@urschrei/ckmeans
v1.0.5
Published
A Rust implementation of Wang and Song's Ckmeans clustering algorithm
Downloads
9
Readme
Ckmeans
Ckmeans clustering is an improvement on 1-dimensional (univariate) heuristic-based clustering approaches such as Jenks.
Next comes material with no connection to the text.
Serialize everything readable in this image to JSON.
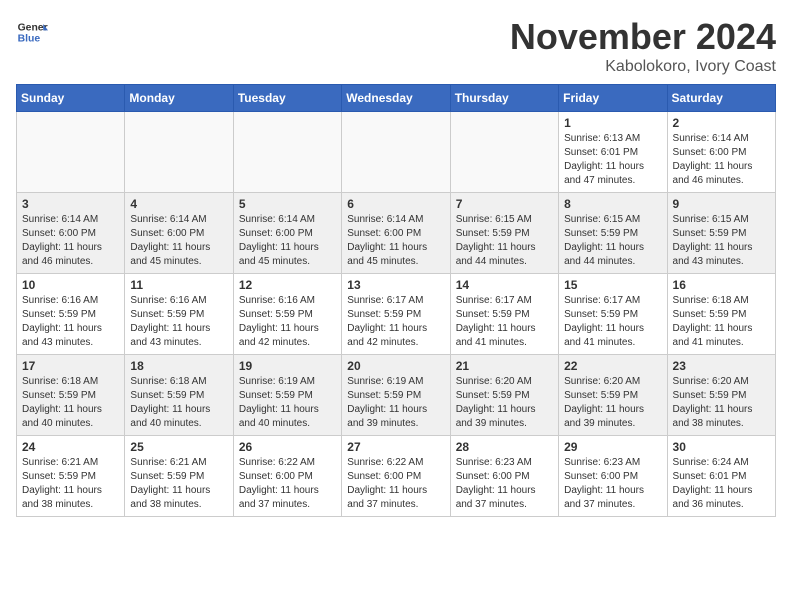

The algorithm was developed by Haizhou Wang and Mingzhou Song (2011) as a dynamic programming approach to the problem of clustering numeric data into groups with the least within-group sum-of-squared-deviations.
Minimizing the difference within groups – what Wang & Song refer to as withinss
, or within sum-of-squares – means that groups are optimally homogenous within and the data is split into representative groups. This is very useful for visualization, where one may wish to represent a continuous variable in discrete colour or style groups. This function can provide groups that emphasize differences between data.
Being a dynamic approach, this algorithm is based on two matrices that store incrementally-computed values for squared deviations and backtracking indexes.
Unlike the original implementation, this implementation does not include any code to automatically determine the optimal number of clusters: this information needs to be explicitly provided. It does provide the roundbreaks
method to produce nclusters - 1
breaks for labelling, however.
How To Use
Browser as ES Module
// preliminary ritual
import _initCkmeansWasm, {ckmeans_wasm, roundbreaks_wasm } from "@urschrei/ckmeans";
const CKMEANS_WASM_VERSION = "1.0.5";
const CKMEANS_WASM_CDN_URL = `https://cdn.jsdelivr.net/npm/@urschrei/ckmeans@${CKMEANS_WASM_VERSION}/ckmeans_bg.wasm`;
let WASM_READY = false;
export async function initCkmeansWasm() {
if (WASM_READY) {
return;
}
await _initCkmeansWasm(CKMEANS_WASM_CDN_URL);
console.log(`got wasm from ${CKMEANS_WASM_CDN_URL}`);
WASM_READY = true;
}
await initCkmeansWasm();
// Now let's calculate some clusters and breaks
let data = [3.0, 12.0, 13.0, 14.0, 15.0, 16.0, 2.0, 2.0, 3.0,
5.0, 7.0, 1.0, 2.0, 5.0, 7.0,
1.0, 5.0, 82.0, 1.0, 1.3, 1.1, 78.0]
let nclusters = 3;
try {
let clusters = wasm.ckmeans_wasm(data, nclusters);
// [
// [1.0, 1.0, 1.0, 1.0, 1.1, 1.3, 2.0, 2.0, 2.0, 3.0, 5.0,
// 5.0, 5.0, 7.0, 7.0],
// [12., 13., 14., 15., 16.],
// [78., 82.]
// ]
console.info(clusters);
} catch (error) {
console.error("Error:", error);
}
try {
let breaks = wasm.roundbreaks_wasm(data, nclusters);
// [9.0, 40.0]
console.info(breaks);
} catch (error) {
console.error("Error:", error);
}
Observable
ckmeans_wasm = {
const wasm_module = await import(
'https://unpkg.com/@urschrei/[email protected]/ckmeans.js'
);
await wasm_module.default();
return wasm_module.ckmeans_wasm;
}
Perf
100k floats into 5 clusters in ~38 ms.